Trois ans, c’est bien court. Surtout quand le directeur artistique a prouvé la pertinence de sa vision par une envolée du chiffre d’affaires. Mais voilà : bien souvent l’originalité véritable repose sur une différence de tempérament et un changement d’habitudes qui, si elles étaient acceptables, et même admirées quoique craintes du temps de Yves Saint Laurent (le couturier était notoirement connu pour ses troubles cyclothymiques et ses épisodes dépressifs) ne sont plus de mises à l’heure des grands groupes aux enjeux industriels.

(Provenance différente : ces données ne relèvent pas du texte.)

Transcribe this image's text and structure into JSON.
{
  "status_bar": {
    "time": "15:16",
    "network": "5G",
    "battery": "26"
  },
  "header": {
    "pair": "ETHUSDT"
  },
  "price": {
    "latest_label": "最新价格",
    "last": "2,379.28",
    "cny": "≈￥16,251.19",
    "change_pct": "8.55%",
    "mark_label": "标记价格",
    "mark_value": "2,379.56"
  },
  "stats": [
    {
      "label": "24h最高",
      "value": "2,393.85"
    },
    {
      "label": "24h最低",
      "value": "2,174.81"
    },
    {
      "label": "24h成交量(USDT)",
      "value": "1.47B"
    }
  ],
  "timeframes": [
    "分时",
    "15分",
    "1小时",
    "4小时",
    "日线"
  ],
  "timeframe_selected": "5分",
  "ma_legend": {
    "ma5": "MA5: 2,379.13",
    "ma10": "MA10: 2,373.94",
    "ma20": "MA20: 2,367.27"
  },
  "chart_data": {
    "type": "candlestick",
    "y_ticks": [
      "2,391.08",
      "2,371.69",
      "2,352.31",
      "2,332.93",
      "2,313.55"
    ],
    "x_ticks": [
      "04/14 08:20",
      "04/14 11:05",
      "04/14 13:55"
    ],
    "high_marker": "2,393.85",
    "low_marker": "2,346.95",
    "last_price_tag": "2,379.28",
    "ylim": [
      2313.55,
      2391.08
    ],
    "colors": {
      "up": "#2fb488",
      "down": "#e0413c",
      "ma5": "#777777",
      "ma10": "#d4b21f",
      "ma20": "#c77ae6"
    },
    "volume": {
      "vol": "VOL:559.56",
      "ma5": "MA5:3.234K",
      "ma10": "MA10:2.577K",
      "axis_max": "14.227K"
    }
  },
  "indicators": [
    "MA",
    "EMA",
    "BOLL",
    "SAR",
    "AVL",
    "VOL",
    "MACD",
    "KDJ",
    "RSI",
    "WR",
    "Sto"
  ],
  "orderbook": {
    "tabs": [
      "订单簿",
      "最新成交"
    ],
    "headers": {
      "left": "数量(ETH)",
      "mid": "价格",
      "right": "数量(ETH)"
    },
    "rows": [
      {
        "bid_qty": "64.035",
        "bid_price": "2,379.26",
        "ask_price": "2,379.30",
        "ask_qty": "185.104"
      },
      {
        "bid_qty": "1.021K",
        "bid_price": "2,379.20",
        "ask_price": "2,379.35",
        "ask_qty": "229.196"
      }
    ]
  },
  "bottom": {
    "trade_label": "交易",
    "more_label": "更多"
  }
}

C’est ce qui en substance, et d’après les premiers témoignages recueillis par la presse anglo-saxonne, vient de se produire chez Bottega Veneta. Bien sûr, le communiqué poétise le roman d’un accord commun, et chaque partie en présence exalte le grand intérêt de l’expérience, mais enfin, personne n’est dupe. Cette séparation est un divorce inattendu, d’autant plus inexplicable que les chiffres étaient excellents. Depuis son arrivée en juin 2018 au sein de la maison de luxe italienne fondée à Vicence en 1966 et propriété de Kering depuis 2001, Daniel Lee cumule les succès, provoquant un raz de marée de désir auprès des fashionistas avec sa pochette molle The Pouch en 2019 puis avec ses mules curves en intrecciato maison montées sur semelle à picots et encore avec sa bottine puddle en caoutchouc biodégradable et antimorosité.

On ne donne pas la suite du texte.